Location
- Milton Lane Dartmouth, Devon, TQ6 9HW England 50°20′50″N 3°35′47″W﻿ / ﻿50.3471°N 3.5964°W

Information
- Type: Academy
- Motto: "Be Your Best Self"
- Religious affiliation: None
- Established: 2010
- Department for Education URN: 136200 Tables
- Ofsted: Reports
- Principal: Paul Girardot
- Staff: 105
- Gender: Mixed
- Age: 3 to 16
- Enrolment: 528
- Website: www.dartmouthacademy.org.uk

= Dartmouth Academy =

Dartmouth Academy is a non-selective, co-educational school within the English Academy programme, in Dartmouth, Devon, in the south-west of England. The academy was opened in September 2010 following the merger of two schools, Dartmouth Community College and Dartmouth Primary School. It is an all-through school. Since becoming an academy, it is open to students aged 3 to 16.

== Ofsted results ==
The Academy received its most recent Ofsted report in 2023, where it was graded 'Good' in all categories.

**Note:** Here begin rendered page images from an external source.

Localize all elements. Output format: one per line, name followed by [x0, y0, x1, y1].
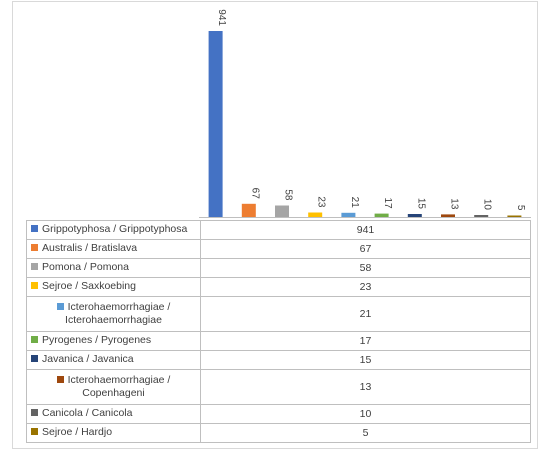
legend-key-swatch — [31, 282, 38, 290]
data-label: 10 — [482, 199, 493, 211]
data-label: 13 — [449, 198, 460, 210]
data-label: 17 — [382, 197, 393, 209]
bar — [441, 214, 455, 217]
table-row: Grippotyphosa / Grippotyphosa 941 — [26, 220, 531, 240]
series-label: Pomona / Pomona — [42, 261, 129, 274]
series-label: Javanica / Javanica — [42, 353, 134, 366]
legend-key-swatch — [31, 336, 38, 344]
value-cell: 58 — [200, 258, 531, 278]
bar — [374, 213, 389, 217]
legend-key-swatch — [56, 375, 64, 383]
value-cell: 10 — [200, 404, 531, 424]
plot-area: 941 67 58 23 21 17 15 13 10 5 — [199, 9, 531, 218]
legend-key-swatch — [31, 263, 38, 271]
table-row: Icterohaemorrhagiae / Copenhageni 13 — [26, 369, 531, 405]
legend-key-swatch — [56, 302, 64, 310]
value-cell: 67 — [200, 239, 531, 259]
series-label: Icterohaemorrhagiae / Copenhageni — [67, 373, 171, 399]
bar — [407, 214, 422, 217]
bar — [275, 205, 289, 217]
legend-key-swatch — [31, 355, 38, 363]
series-label: Sejroe / Hardjo — [42, 426, 113, 439]
bar — [208, 31, 223, 217]
series-label-cell: Icterohaemorrhagiae / Copenhageni — [26, 369, 201, 405]
legend-key-swatch — [31, 225, 38, 233]
data-table-body: Grippotyphosa / Grippotyphosa 941 Australi… — [26, 220, 531, 443]
value-cell: 5 — [200, 423, 531, 443]
series-label-cell: Pomona / Pomona — [26, 258, 201, 278]
table-row: Sejroe / Hardjo 5 — [26, 423, 531, 443]
value-cell: 15 — [200, 350, 531, 370]
series-label-cell: Australis / Bratislava — [26, 239, 201, 259]
value-cell: 17 — [200, 331, 531, 351]
value-cell: 941 — [200, 220, 531, 240]
table-row: Icterohaemorrhagiae / Icterohaemorrhagiae… — [26, 296, 531, 332]
value-cell: 21 — [200, 296, 531, 332]
bar — [341, 212, 356, 217]
table-row: Australis / Bratislava 67 — [26, 239, 531, 259]
series-label: Sejroe / Saxkoebing — [42, 280, 136, 293]
bar — [308, 212, 323, 217]
data-label: 21 — [349, 197, 360, 209]
table-row: Pomona / Pomona 58 — [26, 258, 531, 278]
series-label: Pyrogenes / Pyrogenes — [42, 334, 152, 347]
series-label: Canicola / Canicola — [42, 407, 133, 420]
series-label-cell: Canicola / Canicola — [26, 404, 201, 424]
data-label: 15 — [415, 198, 426, 210]
table-row: Pyrogenes / Pyrogenes 17 — [26, 331, 531, 351]
series-label-cell: Pyrogenes / Pyrogenes — [26, 331, 201, 351]
bar — [241, 203, 256, 217]
legend-key-swatch — [31, 428, 38, 436]
series-label-cell: Sejroe / Hardjo — [26, 423, 201, 443]
series-label-cell: Sejroe / Saxkoebing — [26, 277, 201, 297]
series-label: Icterohaemorrhagiae / Icterohaemorrhagiae — [65, 300, 171, 326]
data-table: Grippotyphosa / Grippotyphosa 941 Australi… — [26, 220, 531, 443]
value-cell: 13 — [200, 369, 531, 405]
data-label: 23 — [316, 196, 327, 208]
data-label: 5 — [515, 205, 526, 211]
series-label-cell: Javanica / Javanica — [26, 350, 201, 370]
data-label: 941 — [216, 9, 227, 26]
series-label: Grippotyphosa / Grippotyphosa — [42, 223, 188, 236]
table-row: Sejroe / Saxkoebing 23 — [26, 277, 531, 297]
legend-key-swatch — [31, 244, 38, 252]
table-row: Javanica / Javanica 15 — [26, 350, 531, 370]
value-cell: 23 — [200, 277, 531, 297]
series-label-cell: Icterohaemorrhagiae / Icterohaemorrhagiae — [26, 296, 201, 332]
bar — [474, 215, 489, 217]
data-label: 58 — [283, 189, 294, 201]
series-label-cell: Grippotyphosa / Grippotyphosa — [26, 220, 201, 240]
data-label: 67 — [249, 188, 260, 200]
legend-key-swatch — [31, 409, 38, 417]
bar — [507, 215, 522, 217]
table-row: Canicola / Canicola 10 — [26, 404, 531, 424]
series-label: Australis / Bratislava — [42, 242, 138, 255]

==Building and facilities==

The Academy has a modern, purpose-built school building. This finished construction and was opened in September 2010.

==Sponsor and affiliations==
The Academy is part of the Education South West Multi Academy Trust (ESW).

It is affiliated with local partner Britannia Royal Naval College, a centre for the training of Royal Navy Officers.

From September 2021, it will be a Devon Music Hub for local primary schools.